The motion was driven in part by two deaths in July 2025: Corey Dean at the Vista Detention Facility and Karim Talib at the Central Jail. Both cases triggered wrongful-death lawsuits and official reviews. The Dean family's suit was reported by the Times of San Diego, while the San Diego County Sheriff's Office has posted updates on the Taliban investigation. Plaintiffs and local coverage have also highlighted that roughly 250 people, about 6 percent of the jail system's population, are currently held in administrative separation, according to The San Diego Union-Tribune.
How the judge reached his decision
In his written order, Battaglia said the plaintiffs had not met the demanding Winter test for mandatory injunctive relief and pointed to the Prison Litigation Reform Act's requirement that any court-ordered fix be narrowly tailored. Those rules, he wrote, limited what he could do on a preliminary record. He also noted that the court could not resolve sharply disputed credibility questions based only on declarations and reports, and that jail security judgments are generally entitled to deference. Issues about classification, mental health care and supervision, he said, should be sorted out through cross-examination and a full trial record, according to Justia.
What’s next in the case
Attorneys for both sides are scheduled to meet for a settlement conference on Friday, Jan. 16, with a pretrial conference set for late May if they do not reach a deal, as reported by The San Diego Union-Tribune. If the case moves forward, the denial of emergency relief means the core questions about how San Diego classifies, houses and treats people in its jails will likely be decided either at trial or through a broader settlement.

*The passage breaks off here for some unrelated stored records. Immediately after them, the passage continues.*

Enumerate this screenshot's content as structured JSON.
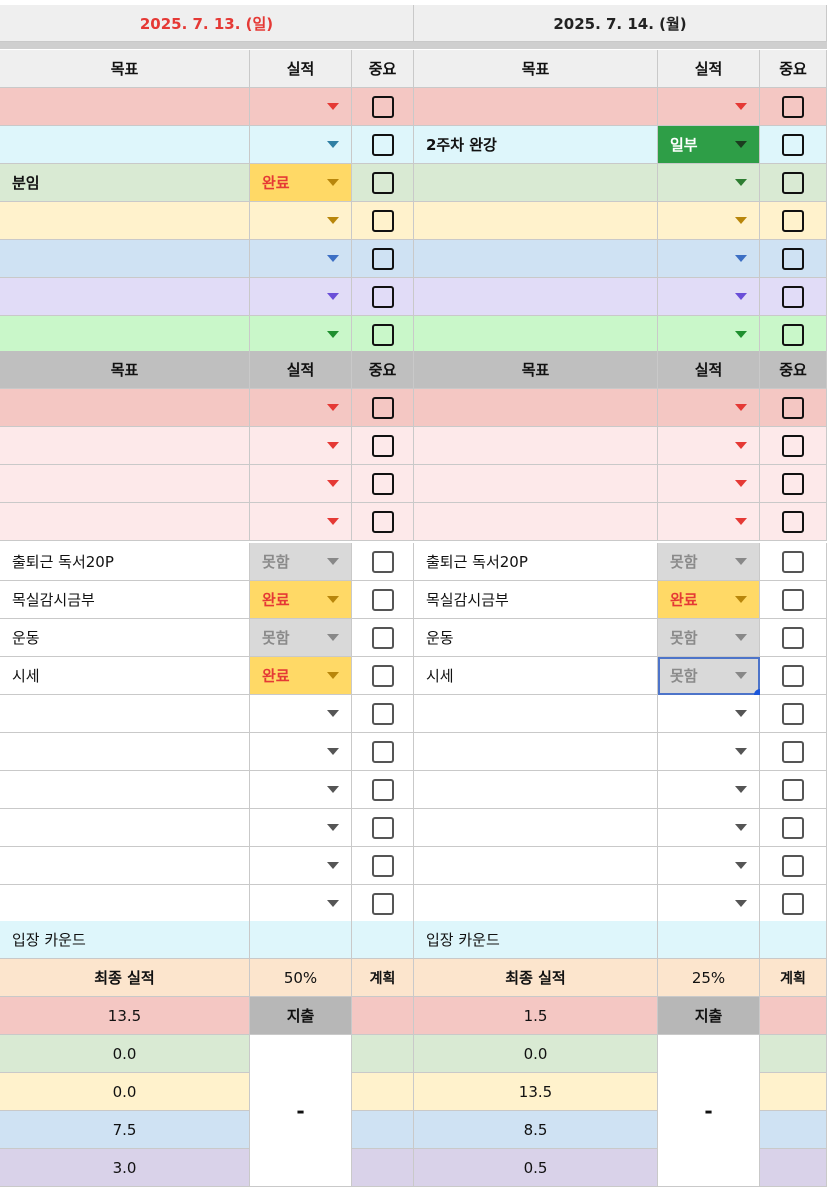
{
  "days": [
    {
      "date_label": "2025. 7. 13. (일)",
      "date_color": "#e53935",
      "header1": {
        "goal": "목표",
        "result": "실적",
        "important": "중요"
      },
      "color_rows": [
        {
          "text": "",
          "status": "",
          "bg": "#f4c7c3"
        },
        {
          "text": "",
          "status": "",
          "bg": "#def6fb"
        },
        {
          "text": "분임",
          "status": "완료",
          "bg": "#d9ead3"
        },
        {
          "text": "",
          "status": "",
          "bg": "#fff2cc"
        },
        {
          "text": "",
          "status": "",
          "bg": "#cfe2f3"
        },
        {
          "text": "",
          "status": "",
          "bg": "#e1dcf7"
        },
        {
          "text": "",
          "status": "",
          "bg": "#c9f7c9"
        }
      ],
      "header2": {
        "goal": "목표",
        "result": "실적",
        "important": "중요"
      },
      "pink_rows": [
        "",
        "",
        "",
        ""
      ],
      "task_rows": [
        {
          "text": "출퇴근 독서20P",
          "status": "못함"
        },
        {
          "text": "목실감시금부",
          "status": "완료"
        },
        {
          "text": "운동",
          "status": "못함"
        },
        {
          "text": "시세",
          "status": "완료"
        },
        {
          "text": "",
          "status": ""
        },
        {
          "text": "",
          "status": ""
        },
        {
          "text": "",
          "status": ""
        },
        {
          "text": "",
          "status": ""
        },
        {
          "text": "",
          "status": ""
        },
        {
          "text": "",
          "status": ""
        }
      ],
      "count_label": "입장 카운드",
      "final_label": "최종 실적",
      "final_pct": "50%",
      "plan_label": "계획",
      "expense_label": "지출",
      "expense_value": "-",
      "totals": [
        "13.5",
        "0.0",
        "0.0",
        "7.5",
        "3.0"
      ]
    },
    {
      "date_label": "2025. 7. 14. (월)",
      "date_color": "#222222",
      "header1": {
        "goal": "목표",
        "result": "실적",
        "important": "중요"
      },
      "color_rows": [
        {
          "text": "",
          "status": "",
          "bg": "#f4c7c3"
        },
        {
          "text": "2주차 완강",
          "status": "일부",
          "bg": "#def6fb"
        },
        {
          "text": "",
          "status": "",
          "bg": "#d9ead3"
        },
        {
          "text": "",
          "status": "",
          "bg": "#fff2cc"
        },
        {
          "text": "",
          "status": "",
          "bg": "#cfe2f3"
        },
        {
          "text": "",
          "status": "",
          "bg": "#e1dcf7"
        },
        {
          "text": "",
          "status": "",
          "bg": "#c9f7c9"
        }
      ],
      "header2": {
        "goal": "목표",
        "result": "실적",
        "important": "중요"
      },
      "pink_rows": [
        "",
        "",
        "",
        ""
      ],
      "task_rows": [
        {
          "text": "출퇴근 독서20P",
          "status": "못함"
        },
        {
          "text": "목실감시금부",
          "status": "완료"
        },
        {
          "text": "운동",
          "status": "못함"
        },
        {
          "text": "시세",
          "status": "못함"
        },
        {
          "text": "",
          "status": ""
        },
        {
          "text": "",
          "status": ""
        },
        {
          "text": "",
          "status": ""
        },
        {
          "text": "",
          "status": ""
        },
        {
          "text": "",
          "status": ""
        },
        {
          "text": "",
          "status": ""
        }
      ],
      "count_label": "입장 카운드",
      "final_label": "최종 실적",
      "final_pct": "25%",
      "plan_label": "계획",
      "expense_label": "지출",
      "expense_value": "-",
      "totals": [
        "1.5",
        "0.0",
        "13.5",
        "8.5",
        "0.5"
      ]
    }
  ],
  "colors": {
    "header_bg": "#efefef",
    "header2_bg": "#bfbfbf",
    "pink_light": "#fde9ea",
    "count_bg": "#def6fb",
    "final_bg": "#fce5cd",
    "expense_bg": "#b7b7b7",
    "total_bgs": [
      "#f4c7c3",
      "#d9ead3",
      "#fff2cc",
      "#cfe2f3",
      "#d9d2e9"
    ],
    "status": {
      "완료": {
        "bg": "#ffd966",
        "fg": "#e53935"
      },
      "일부": {
        "bg": "#2e9e47",
        "fg": "#ffffff"
      },
      "못함": {
        "bg": "#d9d9d9",
        "fg": "#8a8a8a"
      }
    },
    "caret_colors": [
      "#e53935",
      "#2f7fa3",
      "#2e7d32",
      "#b8860b",
      "#3d6fc4",
      "#6a4fd8",
      "#1f8f2f"
    ]
  },
  "selected_cell": {
    "day": 1,
    "row": "task",
    "index": 3
  }
}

Plaintiffs' lawyers say the fight is far from over and that families involved are pushing for structural change, not just one-off policy tweaks. Rosen Bien Galvan & Grunfeld has said its goal is to bring the county's jail practices in line with constitutional standards. Meanwhile, families have filed separate wrongful-death suits that are expected to surface related evidence and testimony in open court, according to the Times of San Diego.